1. A computer-implemented method for improving image quality comprising:

(a) acquiring, using a medical imaging apparatus, a medical image of a subject, wherein the medical image is acquired with shortened scanning time or reduced amount of tracer dose; and

(b) applying a deep learning network model to the medical image to generate one or more attention feature maps and an enhanced medical image.

2. The computer-implemented method of claim 1, wherein the deep learning network model comprises a first subnetwork for generating the one or more attention feature maps and a second subnetwork for generating the enhanced medical image.

3. The computer-implemented method of claim 2, wherein an input data to the second subnetwork includes the one or more attention feature maps.

4. The computer-implemented method of claim 2, wherein the first subnetwork and the second subnetwork are deep learning networks.

5. The computer-implemented method of claim 2, wherein the first subnetwork and the second subnetwork are trained in an end-to-end training process.

6. The computer-implemented method of claim 5, wherein the second subnetwork is trained to adapt to the one or more attention feature maps.

7. The computer-implemented method of claim 1, wherein the deep learning network model includes a combination of U-net structure and a residual network.

8. The computer-implemented method of claim 1, wherein the one or more attention feature maps include a noise map or lesion map.

9. The computer-implemented method of claim 1, wherein the medical imaging apparatus is a transforming magnetic resonance (MR) device or a Positron Emission Tomography (PET) device.

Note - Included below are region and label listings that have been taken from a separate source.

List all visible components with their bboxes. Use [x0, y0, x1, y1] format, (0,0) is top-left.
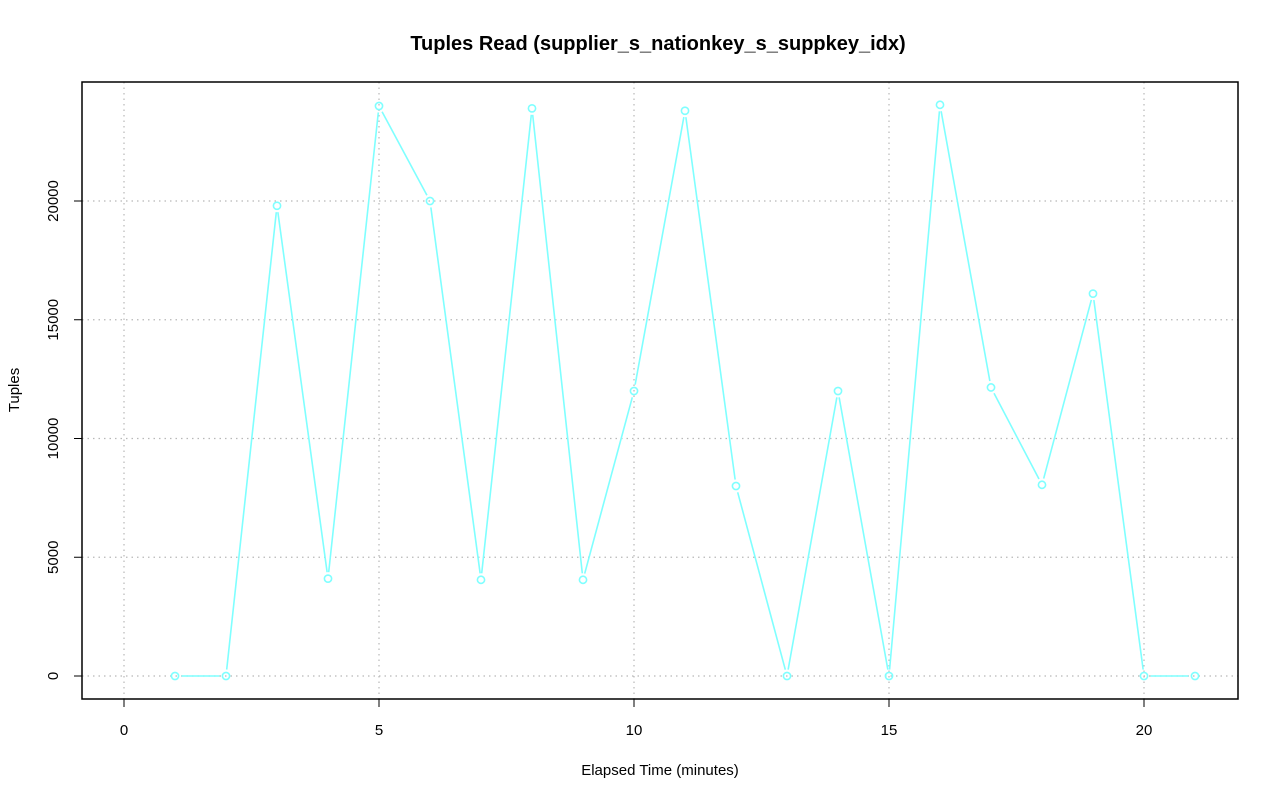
series-line-segment — [430, 207, 481, 574]
series-line-segment — [1093, 299, 1144, 670]
data-point — [221, 671, 231, 681]
data-point — [374, 101, 384, 111]
data-point — [1190, 671, 1200, 681]
series-line-segment — [736, 492, 787, 670]
series-line-segment — [634, 117, 685, 385]
x-axis-label: Elapsed Time (minutes) — [581, 762, 739, 779]
series-line-segment — [531, 114, 584, 574]
x-axis: 0 5 10 15 20 — [120, 699, 1153, 739]
data-point — [782, 671, 792, 681]
series-line-segment — [1042, 299, 1093, 479]
data-point — [1139, 671, 1149, 681]
series-line-segment — [940, 111, 991, 382]
y-tick-label: 15000 — [45, 299, 62, 341]
data-point — [323, 574, 333, 584]
series-line-segment — [381, 111, 428, 196]
data-point — [578, 575, 588, 585]
series-layer — [170, 100, 1200, 681]
series-line-segment — [480, 114, 533, 574]
series-line-segment — [787, 397, 838, 670]
data-point — [833, 386, 843, 396]
data-point — [1037, 480, 1047, 490]
y-tick-label: 10000 — [45, 418, 62, 460]
data-point — [986, 383, 996, 392]
series-line-segment — [838, 397, 889, 670]
data-point — [527, 103, 537, 113]
series-line-segment — [225, 212, 278, 670]
data-point — [1088, 289, 1098, 299]
data-point — [680, 106, 690, 116]
series-0 — [170, 100, 1200, 681]
series-line-segment — [327, 112, 380, 573]
y-tick-label: 5000 — [45, 541, 62, 574]
y-axis: 0 5000 10000 15000 20000 — [45, 180, 82, 680]
data-point — [731, 481, 741, 491]
grid — [82, 82, 1238, 699]
data-point — [629, 386, 639, 396]
data-point — [935, 100, 945, 110]
y-axis-label: Tuples — [6, 368, 23, 412]
series-line-segment — [993, 392, 1040, 480]
data-point — [425, 196, 435, 206]
y-tick-label: 20000 — [45, 180, 62, 222]
x-tick-label: 0 — [120, 722, 128, 739]
series-line-segment — [277, 212, 328, 573]
x-tick-label: 5 — [375, 722, 383, 739]
x-tick-label: 15 — [881, 722, 898, 739]
x-tick-label: 20 — [1136, 722, 1153, 739]
data-point — [272, 201, 282, 211]
series-line-segment — [888, 111, 941, 670]
plot-frame — [81, 81, 1239, 700]
series-line-segment — [685, 117, 736, 480]
series-line-segment — [583, 397, 634, 574]
chart-title: Tuples Read (supplier_s_nationkey_s_supp… — [410, 33, 905, 55]
data-point — [476, 575, 486, 585]
data-point — [170, 671, 180, 681]
y-tick-label: 0 — [45, 672, 62, 680]
data-point — [884, 671, 894, 681]
x-tick-label: 10 — [626, 722, 643, 739]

10. The computer-implemented method of claim 1, wherein the enhanced medical image has a higher resolution or improved signal-noise ratio.

11. A non-transitory computer-readable storage medium including instructions that, when executed by one or more processors, cause the one or more processors to perform operations comprising:

(a) acquiring, using a medical imaging apparatus, a medical image of a subject, wherein the medical image is acquired with shortened scanning time or reduced amount of tracer dose; and

(b) applying a deep learning network model to the medical image to generate one or more attention feature maps and an enhanced medical image.

12. The non-transitory computer-readable storage medium of claim 11, wherein the deep learning network model comprises a first subnetwork for generating the one or more attention feature maps and a second subnetwork for generating the enhanced medical image.

13. The non-transitory computer-readable storage medium of claim 12, wherein an input data to the second subnetwork includes the one or more attention feature maps.

14. The non-transitory computer-readable storage medium of claim 12, wherein the first subnetwork and the second subnetwork are deep learning networks.

15. The non-transitory computer-readable storage medium of claim 12, wherein the first subnetwork and the second subnetwork are trained in an end-to-end training process.

16. The non-transitory computer-readable storage medium of claim 15, wherein the second subnetwork is trained to adapt to the one or more attention feature maps.

17. The non-transitory computer-readable storage medium of claim 11, wherein the deep learning network model includes a combination of U-net structure and a residual network.

18. The non-transitory computer-readable storage medium of claim 11, wherein the one or more attention feature maps include a noise map or lesion map.

19. The non-transitory computer-readable storage medium of claim 11, wherein the medical imaging apparatus is a transforming magnetic resonance (MR) device or a Positron Emission Tomography (PET) device.

20. The non-transitory computer-readable storage medium of claim 11, wherein the enhanced medical image has a higher resolution or improved signal-noise ratio.